Wednesday, December 07, 2005

Weirdness

It will never cease to amaze me just how strange the human race is....really! Not a day goes by that I don't, at some point find myself staring at someone in utter disbelief. I can only imagine how many similar stares I receive each day especially now that I've purposed not to care who the heck sees me passionately "singing" along to cliche, mainstream music in my car. I decieded that I wasn't going to allow random people to encroach on my opportunity to brighten my day, and that's that! Anyway back to the point PEOPLE ARE WEIRD. All of us! Take for instance the iPod, or any personal music device.
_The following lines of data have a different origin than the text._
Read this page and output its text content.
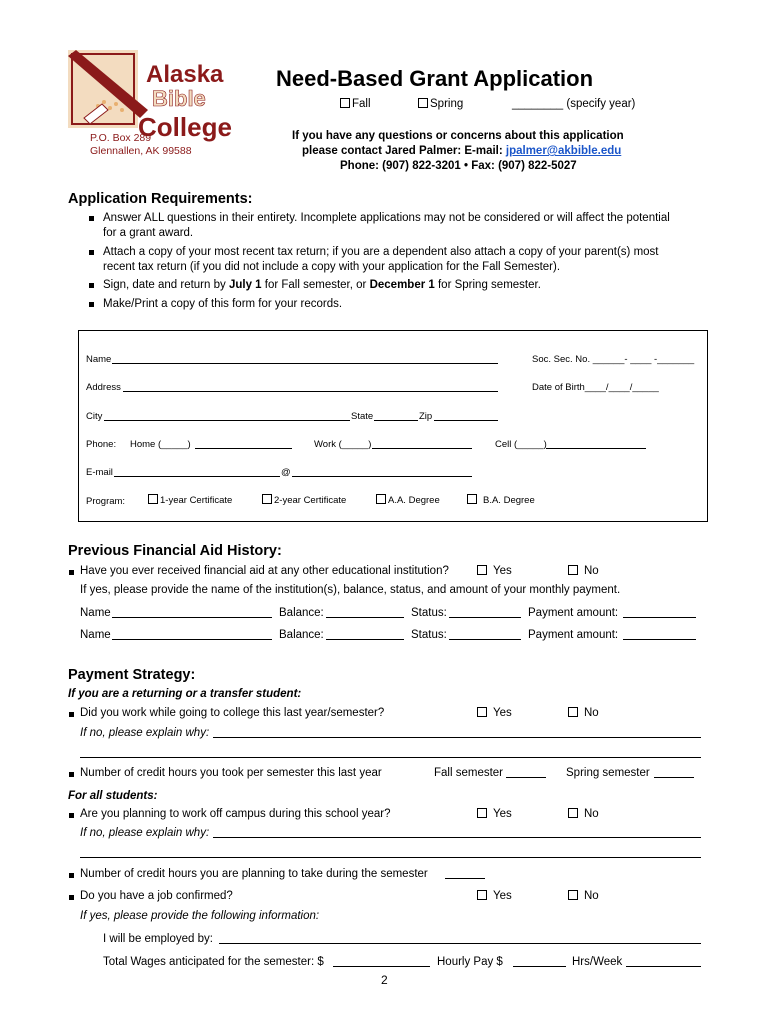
Alaska
Bible
College
P.O. Box 289
Glennallen, AK 99588
Need-Based Grant Application
Fall	Spring	________ (specify year)
If you have any questions or concerns about this application
please contact Jared Palmer: E-mail: jpalmer@akbible.edu
Phone: (907) 822-3201 • Fax: (907) 822-5027
Application Requirements:
Answer ALL questions in their entirety. Incomplete applications may not be considered or will affect the potential
for a grant award.
Attach a copy of your most recent tax return; if you are a dependent also attach a copy of your parent(s) most
recent tax return (if you did not include a copy with your application for the Fall Semester).
Sign, date and return by July 1 for Fall semester, or December 1 for Spring semester.
Make/Print a copy of this form for your records.
Name	Soc. Sec. No. ______- ____ -_______
Address	Date of Birth____/____/_____
City	State	Zip
Phone: Home (_____)	Work (_____)	Cell (_____)
E-mail	@
Program:	1-year Certificate	2-year Certificate	A.A. Degree	B.A. Degree
Previous Financial Aid History:
Have you ever received financial aid at any other educational institution?	Yes	No
If yes, please provide the name of the institution(s), balance, status, and amount of your monthly payment.
Name	Balance:	Status:	Payment amount:
Name	Balance:	Status:	Payment amount:
Payment Strategy:
If you are a returning or a transfer student:
Did you work while going to college this last year/semester?	Yes	No
If no, please explain why:
Number of credit hours you took per semester this last year	Fall semester	Spring semester
For all students:
Are you planning to work off campus during this school year?	Yes	No
If no, please explain why:
Number of credit hours you are planning to take during the semester
Do you have a job confirmed?	Yes	No
If yes, please provide the following information:
I will be employed by:
Total Wages anticipated for the semester: $	Hourly Pay $	Hrs/Week
2
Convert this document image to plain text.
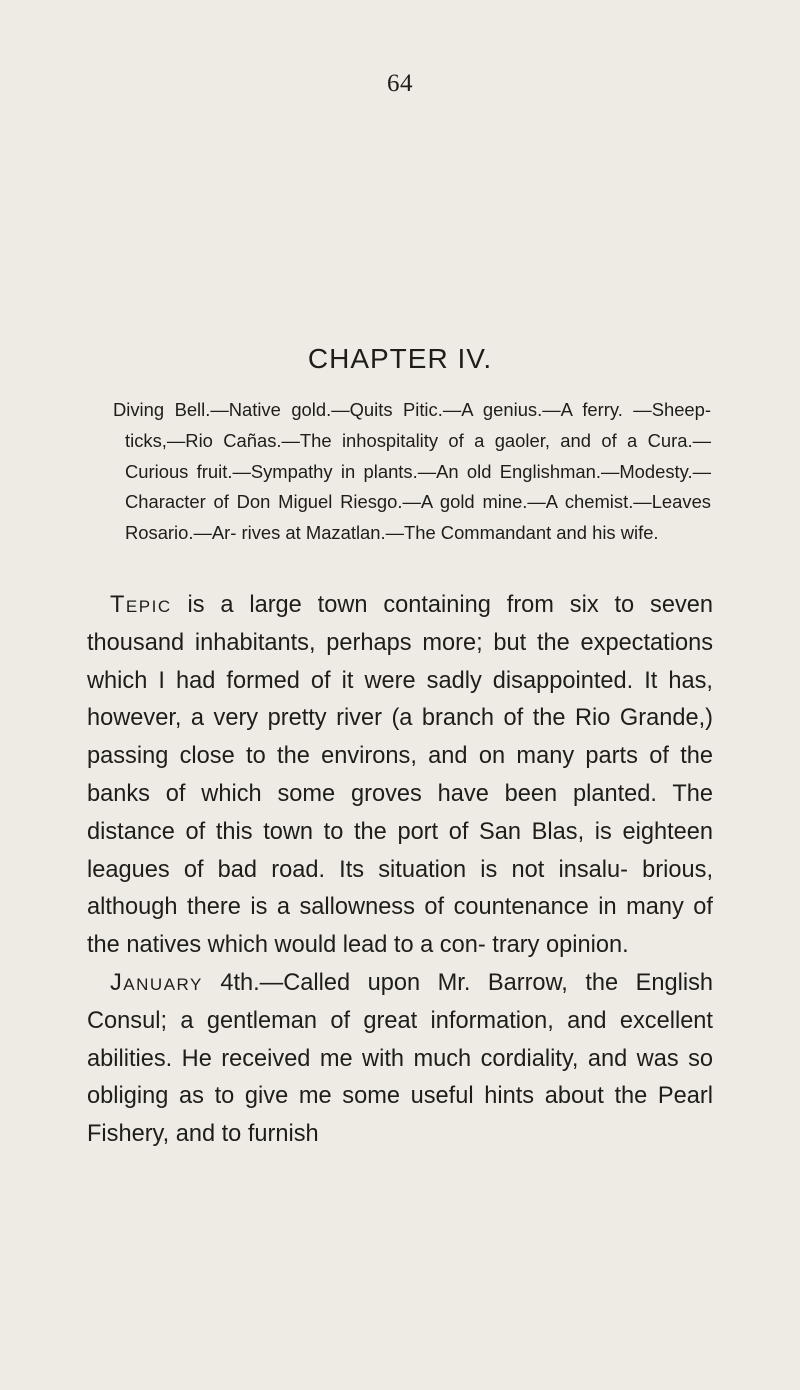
64
CHAPTER IV.
Diving Bell.—Native gold.—Quits Pitic.—A genius.—A ferry. —Sheep-ticks,—Rio Cañas.—The inhospitality of a gaoler, and of a Cura.—Curious fruit.—Sympathy in plants.—An old Englishman.—Modesty.—Character of Don Miguel Riesgo.—A gold mine.—A chemist.—Leaves Rosario.—Ar- rives at Mazatlan.—The Commandant and his wife.

Tepic is a large town containing from six to seven thousand inhabitants, perhaps more; but the expectations which I had formed of it were sadly disappointed. It has, however, a very pretty river (a branch of the Rio Grande,) passing close to the environs, and on many parts of the banks of which some groves have been planted. The distance of this town to the port of San Blas, is eighteen leagues of bad road. Its situation is not insalu- brious, although there is a sallowness of countenance in many of the natives which would lead to a con- trary opinion.

January 4th.—Called upon Mr. Barrow, the English Consul; a gentleman of great information, and excellent abilities. He received me with much cordiality, and was so obliging as to give me some useful hints about the Pearl Fishery, and to furnish
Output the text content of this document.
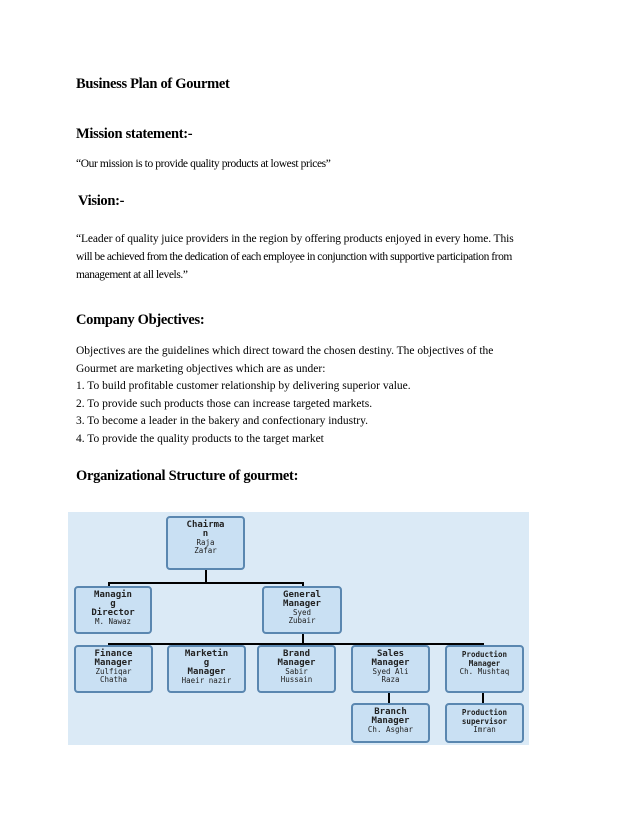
Business Plan of Gourmet
Mission statement:-
“Our mission is to provide quality products at lowest prices”
Vision:-
“Leader of quality juice providers in the region by offering products enjoyed in every home. This
will be achieved from the dedication of each employee in conjunction with supportive participation from
management at all levels.”
Company Objectives:
Objectives are the guidelines which direct toward the chosen destiny. The objectives of the
Gourmet are marketing objectives which are as under:
1. To build profitable customer relationship by delivering superior value.
2. To provide such products those can increase targeted markets.
3. To become a leader in the bakery and confectionary industry.
4. To provide the quality products to the target market
Organizational Structure of gourmet:
Chairma
n
Raja
Zafar
Managin
g
Director
M. Nawaz
General
Manager
Syed
Zubair
Finance
Manager
Zulfiqar
Chatha
Marketin
g
Manager
Haeir nazir
Brand
Manager
Sabir
Hussain
Sales
Manager
Syed Ali
Raza
Production
Manager
Ch. Mushtaq
Branch
Manager
Ch. Asghar
Production
supervisor
Imran
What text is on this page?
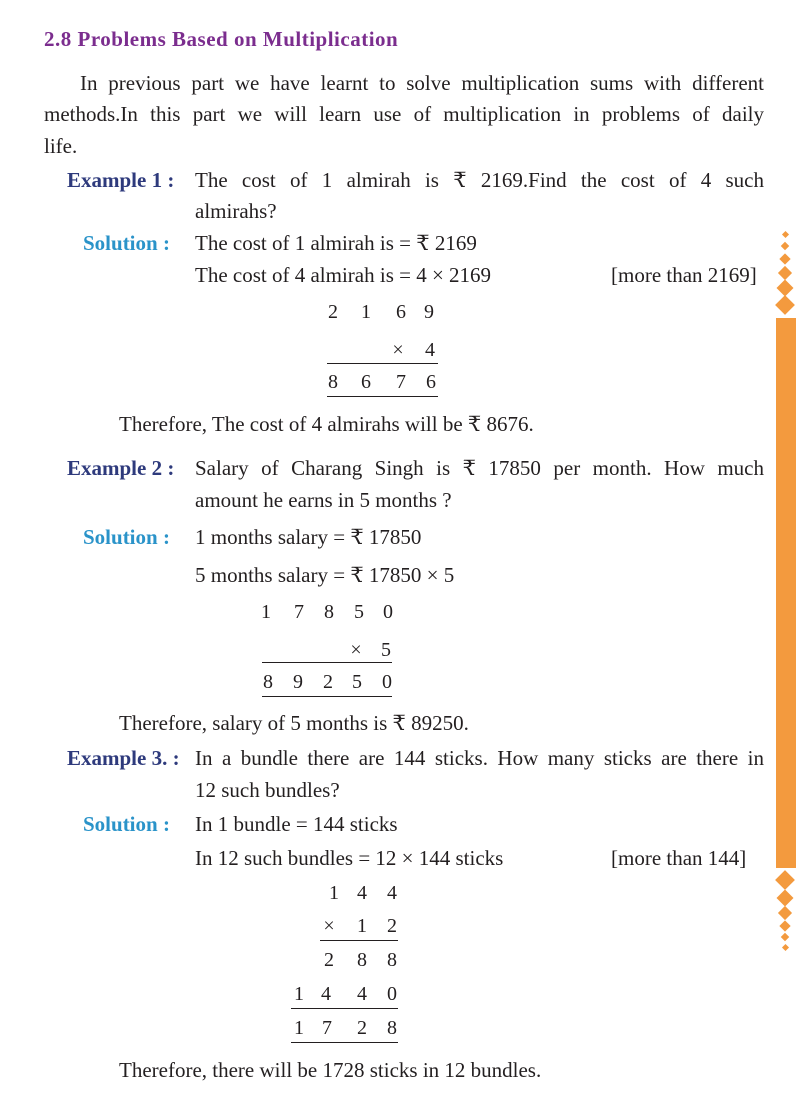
2.8 Problems Based on Multiplication
In previous part we have learnt to solve multiplication sums with different
methods.In this part we will learn use of multiplication in problems of daily
life.
Example 1 : The cost of 1 almirah is ₹ 2169.Find the cost of 4 such
almirahs?
Solution : The cost of 1 almirah is = ₹ 2169
The cost of 4 almirah is = 4 × 2169	[more than 2169]
2 1 6 9
× 4
8 6 7 6
Therefore, The cost of 4 almirahs will be ₹ 8676.
Example 2 : Salary of Charang Singh is ₹ 17850 per month. How much
amount he earns in 5 months ?
Solution : 1 months salary = ₹ 17850
5 months salary = ₹ 17850 × 5
1 7 8 5 0
× 5
8 9 2 5 0
Therefore, salary of 5 months is ₹ 89250.
Example 3. : In a bundle there are 144 sticks. How many sticks are there in
12 such bundles?
Solution : In 1 bundle = 144 sticks
In 12 such bundles = 12 × 144 sticks	[more than 144]
1 4 4
× 1 2
2 8 8
1 4 4 0
1 7 2 8
Therefore, there will be 1728 sticks in 12 bundles.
Red Flag: You walk around listening to voices that no one else can hear, Fire Alarm : you're resisting powerful urges to breakout into song and dance, and you are all but cut off from everything that is going on around you... alright just notify the men in the white coats! I can't be the only one who hasn't thought of this. What happened to casual conversation? I for one am totally freaked out by it now. I was doing some reading during my break and this girl I was sitting near asked me what class I was taking. (long pause) I prevented myself from looking as bewildered as a I felt, gathered my composure and mustered up my very articulate answer of, "Math 27...........you?" I shouldn't have felt it odd that she was talking to me but I've been conditioned to feel so, I BLAME THE GOVERNMENT! No not really, George Orwell's fantasties haven't been realized yet, but I do think social interactions have changed drastically. This is a bit of a stretch, but how is it that we live is a society that give casual sex the go ahead but casual conversation the bewildered glare? It's all just very perplexing to me. I don't go around making conversation with everybody, but is there something wrong with acknowledgeing the presense of a member of your species, good grief I've gotten death glares for smiling on my way to class; I suppose I should submit my formal apology here: So sorry if my being cordial has encroached upon anyone's gloom; oh so terribly sorry!